Noah can still do acidic takes on the news from his apartment, and Bee can do them from deep in the woods, even if there isn’t an audience there. Fallon is able to be more charming by incorporating his wife and his daughters into his show. O’Brien, Kimmel, and Colbert can still have fun back-and-forths with guests over Zoom. I’d argue those conversations seem even more genuine and interesting now without all the focus on whatever projects people would ordinarily be on the talk-show circuit to promote.

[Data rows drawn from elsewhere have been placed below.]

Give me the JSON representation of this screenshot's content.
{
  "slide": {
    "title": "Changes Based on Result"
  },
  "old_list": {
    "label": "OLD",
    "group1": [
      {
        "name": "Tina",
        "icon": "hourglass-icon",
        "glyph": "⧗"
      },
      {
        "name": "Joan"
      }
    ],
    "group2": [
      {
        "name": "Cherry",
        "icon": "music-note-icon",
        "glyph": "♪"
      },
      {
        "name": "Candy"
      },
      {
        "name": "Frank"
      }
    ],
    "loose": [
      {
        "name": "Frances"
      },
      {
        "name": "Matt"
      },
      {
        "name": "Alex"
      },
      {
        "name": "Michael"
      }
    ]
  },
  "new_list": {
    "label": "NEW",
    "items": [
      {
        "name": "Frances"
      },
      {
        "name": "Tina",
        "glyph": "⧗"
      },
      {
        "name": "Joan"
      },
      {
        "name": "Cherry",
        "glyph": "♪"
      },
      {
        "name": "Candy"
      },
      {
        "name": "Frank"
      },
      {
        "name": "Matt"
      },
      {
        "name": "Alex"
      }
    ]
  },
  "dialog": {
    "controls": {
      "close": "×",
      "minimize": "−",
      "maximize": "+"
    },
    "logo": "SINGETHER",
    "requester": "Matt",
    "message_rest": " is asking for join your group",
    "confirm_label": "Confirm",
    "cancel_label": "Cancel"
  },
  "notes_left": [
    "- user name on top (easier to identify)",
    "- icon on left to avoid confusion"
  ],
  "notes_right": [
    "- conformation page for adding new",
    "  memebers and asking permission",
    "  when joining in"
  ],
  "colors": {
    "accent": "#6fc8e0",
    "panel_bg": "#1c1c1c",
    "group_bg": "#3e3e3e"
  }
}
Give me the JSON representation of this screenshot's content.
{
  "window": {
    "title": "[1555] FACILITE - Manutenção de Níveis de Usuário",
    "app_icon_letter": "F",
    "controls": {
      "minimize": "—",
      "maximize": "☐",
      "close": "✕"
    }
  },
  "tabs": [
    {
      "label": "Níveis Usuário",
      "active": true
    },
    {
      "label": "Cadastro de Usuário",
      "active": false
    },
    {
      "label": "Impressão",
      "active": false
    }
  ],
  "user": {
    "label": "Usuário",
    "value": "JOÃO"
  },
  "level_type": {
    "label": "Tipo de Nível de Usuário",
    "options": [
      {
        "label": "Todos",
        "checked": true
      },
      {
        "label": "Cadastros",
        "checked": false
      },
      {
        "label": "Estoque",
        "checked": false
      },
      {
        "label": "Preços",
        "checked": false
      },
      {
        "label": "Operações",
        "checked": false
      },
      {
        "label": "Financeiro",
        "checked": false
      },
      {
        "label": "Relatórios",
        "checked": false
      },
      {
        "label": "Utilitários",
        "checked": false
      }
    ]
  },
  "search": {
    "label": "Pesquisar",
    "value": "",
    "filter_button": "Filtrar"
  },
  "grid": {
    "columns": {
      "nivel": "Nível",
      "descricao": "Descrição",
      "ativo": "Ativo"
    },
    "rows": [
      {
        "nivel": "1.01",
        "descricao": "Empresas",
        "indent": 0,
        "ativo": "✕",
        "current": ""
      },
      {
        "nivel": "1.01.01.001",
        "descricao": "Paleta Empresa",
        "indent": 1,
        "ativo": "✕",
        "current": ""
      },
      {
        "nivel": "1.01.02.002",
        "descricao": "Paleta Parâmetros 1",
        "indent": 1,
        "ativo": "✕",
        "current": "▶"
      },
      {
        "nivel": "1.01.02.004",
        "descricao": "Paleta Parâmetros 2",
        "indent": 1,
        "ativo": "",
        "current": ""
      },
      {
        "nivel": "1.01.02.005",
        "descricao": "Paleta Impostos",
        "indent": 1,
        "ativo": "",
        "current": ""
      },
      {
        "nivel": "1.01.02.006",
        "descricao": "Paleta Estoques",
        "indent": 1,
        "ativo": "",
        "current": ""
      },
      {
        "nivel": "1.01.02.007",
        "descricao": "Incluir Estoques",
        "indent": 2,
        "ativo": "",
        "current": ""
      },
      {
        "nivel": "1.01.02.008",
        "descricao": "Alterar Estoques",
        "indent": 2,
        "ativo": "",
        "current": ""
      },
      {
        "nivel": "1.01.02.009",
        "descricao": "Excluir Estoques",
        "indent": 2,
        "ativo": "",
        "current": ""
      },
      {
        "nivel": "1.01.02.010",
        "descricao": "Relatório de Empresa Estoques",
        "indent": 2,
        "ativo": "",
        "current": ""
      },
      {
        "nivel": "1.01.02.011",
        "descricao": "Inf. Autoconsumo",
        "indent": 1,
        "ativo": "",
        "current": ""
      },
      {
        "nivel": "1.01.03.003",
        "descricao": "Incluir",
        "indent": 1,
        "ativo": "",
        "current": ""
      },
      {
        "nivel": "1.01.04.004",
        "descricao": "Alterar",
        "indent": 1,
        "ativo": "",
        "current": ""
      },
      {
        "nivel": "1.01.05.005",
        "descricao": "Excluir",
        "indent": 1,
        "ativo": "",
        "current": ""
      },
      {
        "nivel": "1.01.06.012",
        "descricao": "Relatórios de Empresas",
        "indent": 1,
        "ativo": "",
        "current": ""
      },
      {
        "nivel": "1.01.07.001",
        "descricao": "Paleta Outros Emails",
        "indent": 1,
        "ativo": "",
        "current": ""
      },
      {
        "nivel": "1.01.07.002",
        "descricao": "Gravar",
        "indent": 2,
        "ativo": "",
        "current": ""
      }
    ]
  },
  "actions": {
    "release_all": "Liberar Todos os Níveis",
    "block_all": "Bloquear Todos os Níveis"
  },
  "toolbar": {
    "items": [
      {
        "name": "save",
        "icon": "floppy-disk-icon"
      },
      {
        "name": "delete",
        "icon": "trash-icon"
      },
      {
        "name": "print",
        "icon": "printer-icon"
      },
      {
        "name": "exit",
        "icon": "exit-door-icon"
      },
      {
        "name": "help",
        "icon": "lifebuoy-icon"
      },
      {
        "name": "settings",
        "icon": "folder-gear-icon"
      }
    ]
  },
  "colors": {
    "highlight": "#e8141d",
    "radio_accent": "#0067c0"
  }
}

Saturday Night Live is a different animal. We expect SNL to be both polished, with sketches that are well written and smartly realized by an agile production staff, and rough, as sketches are live, which means a screwup is always just a second away. In a socially distanced format, the show can’t be polished. There are no real costumes. Sets and backdrops in Saturday night’s episode consisted mostly of homemade signs. And because all the bits are pretaped, the unpredictability that comes from going live is missing. What has always given SNL its zing, even on its bad nights, is the energy that comes from having a group of comedy pros bouncing silliness off each other. That energy can’t be replicated when the players are not in the same space. It just can’t, even when a valiant, technologically supported effort is made.
That said, I’d still like to see some new episodes of SNL this season, and the last segment of Saturday Night Live at Home, which was also its best, explains why. The show ended Saturday night with a tribute to Hal Willner, the show’s longtime music producer who died last week after experiencing symptoms consistent with the novel coronavirus. Multiple cast members, current and past, appeared on video to pay tribute to Willner. Several former female cast members and writers — including Tina Fey, Ana Gasteyer, Amy Poehler, and Maya Rudolph — sang Lou Reed’s “Perfect Day” together on Zoom. Adam Sandler, John Mulaney, Fred Armisen, and Bill Hader spoke about the joys of working with Willner. It wasn’t a bit that was going for laughs, obviously, but it spoke to why we need SNL right now. Because Saturday Night Live is a tradition. Because, as dysfunctional as its climate has often been, its cast and alumni feel like family. Because you want to see all the faces in that family to make sure they’re all doing okay.
For those reasons, I think SNL should continue to air in the 11:30 time slot, not just as repeats but perhaps not in exactly the Saturday Night Live at Home format, either. Trying to make SNL look like usual SNL is just not possible right now. Instead, maybe Lorne Michaels & Co. should plan to do a combination of clip show and new content. Ask cast members new and old to take turns curating episodes of Saturday Night Live that would allow them to talk about, and then show, some of their favorite clips from its nearly five-decade history — not just clips of their own performances but of sketches that they loved from the ’70s, ’80s, and ’90s. Maybe put together an episode of nothing but sketches that were filmed in dress rehearsal and cut for time. I would 100 percent watch that every week. There are a lot of ways to make Saturday Night Live into a must-watch weekly event without trying to do it the way it’s always been done. Part of living through this pandemic means realizing that we have to let go of certain habits and approach them entirely differently. This seems like a moment for Saturday Night Live to do exactly that.